Située au centre du pays, à 2 400 mètres d’altitude, la ville

reflète ce mélange de paysages. Patchwork de toutes les

ethnies, Addis-Abeba est un agglomérat de quartiers ou

“villages” qui peuvent presque se reconnaître à l’odeur de leur

cuisine. Ils ont en commun l’injera (une sorte de grande crêpe

élaborée à partir de farine de teff), le berberi (piment rouge très

puissant) et le shuro (purée de pois cassés) qui constituent la

base des repas quotidiens. Dans les quartiers Gouragué ou

Sidamo, les senteurs aigres du kotcho (pulpe fermentée de

bananier), mêlées à celles du beurre rance, imprègnent

jusqu’aux vêtements des passants. Le soir, les fumées

d’eucalyptus s’échappent des cuisines et se

joignent à l’odeur piquante des sauces épicées.
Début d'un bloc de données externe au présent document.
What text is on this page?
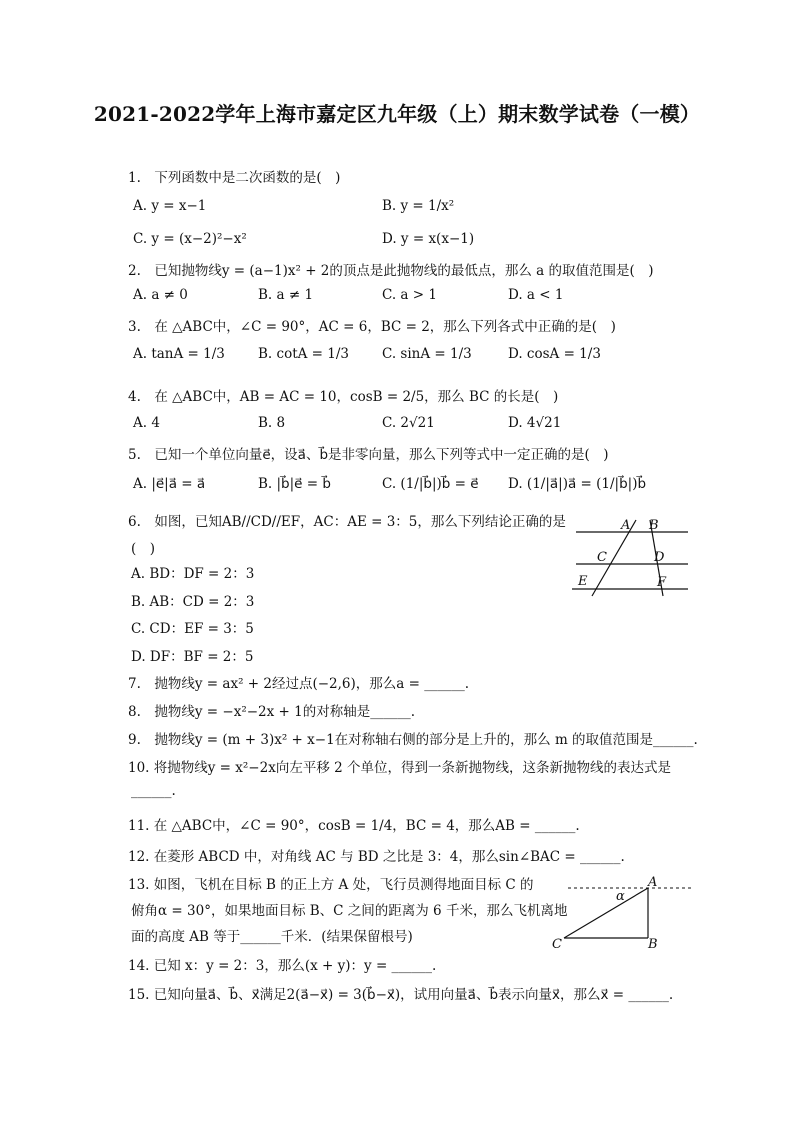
2021-2022学年上海市嘉定区九年级（上）期末数学试卷（一模）
1.　下列函数中是二次函数的是(　)
A. y = x−1	B. y = 1/x²
C. y = (x−2)²−x²	D. y = x(x−1)
2.　已知抛物线y = (a−1)x² + 2的顶点是此抛物线的最低点，那么 a 的取值范围是(　)
A. a ≠ 0	B. a ≠ 1	C. a > 1	D. a < 1
3.　在 △ABC中，∠C = 90°，AC = 6，BC = 2，那么下列各式中正确的是(　)
A. tanA = 1/3 B. cotA = 1/3 C. sinA = 1/3	D. cosA = 1/3
4.　在 △ABC中，AB = AC = 10，cosB = 2/5，那么 BC 的长是(　)
A. 4	B. 8	C. 2√21	D. 4√21
5.　已知一个单位向量e⃗，设a⃗、b⃗是非零向量，那么下列等式中一定正确的是(　)
A. |e⃗|a⃗ = a⃗	B. |b⃗|e⃗ = b⃗	C. (1/|b⃗|)b⃗ = e⃗ D. (1/|a⃗|)a⃗ = (1/|b⃗|)b⃗
6.　如图，已知AB//CD//EF，AC：AE = 3：5，那么下列结论正确的是
(　)
A. BD：DF = 2：3
B. AB：CD = 2：3
C. CD：EF = 3：5
D. DF：BF = 2：5
A B
C	D
E	F
7.　抛物线y = ax² + 2经过点(−2,6)，那么a = ______.
8.　抛物线y = −x²−2x + 1的对称轴是______.
9.　抛物线y = (m + 3)x² + x−1在对称轴右侧的部分是上升的，那么 m 的取值范围是______.
10. 将抛物线y = x²−2x向左平移 2 个单位，得到一条新抛物线，这条新抛物线的表达式是
______.
11. 在 △ABC中，∠C = 90°，cosB = 1/4，BC = 4，那么AB = ______.
12. 在菱形 ABCD 中，对角线 AC 与 BD 之比是 3：4，那么sin∠BAC = ______.
13. 如图，飞机在目标 B 的正上方 A 处，飞行员测得地面目标 C 的
俯角α = 30°，如果地面目标 B、C 之间的距离为 6 千米，那么飞机离地
面的高度 AB 等于______千米．(结果保留根号)
A
α
C	B
14. 已知 x：y = 2：3，那么(x + y)：y = ______.
15. 已知向量a⃗、b⃗、x⃗满足2(a⃗−x⃗) = 3(b⃗−x⃗)，试用向量a⃗、b⃗表示向量x⃗，那么x⃗ = ______.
Dans tous les débits de boisson de la capitale,

les bounabet (maison du café), tedjbet (maison

de l’hydromel), tchaïbet (maison de thé)

et arekebet (maison de l’areke), les effluves sont masqués au

petit matin par les fumées de l’encens et de la myrrhe qui

envahissent les locaux.

Ces activités de service, de transport, de transformation et de

commerce font vivre des milliers de personnes, des portefaix

aux gros négociants, des petites employées de maison aux

camionneurs. Au centre d’une toile vibrante d’échanges et

de richesses, Addis-Abeba alimente ainsi elle-même sa propre

activité, comme si le reste du monde n’avait jamais existé,

comme si la mondialisation des cultures alimentaires ne devait

jamais atteindre les frontières de l’ancien empire abyssin.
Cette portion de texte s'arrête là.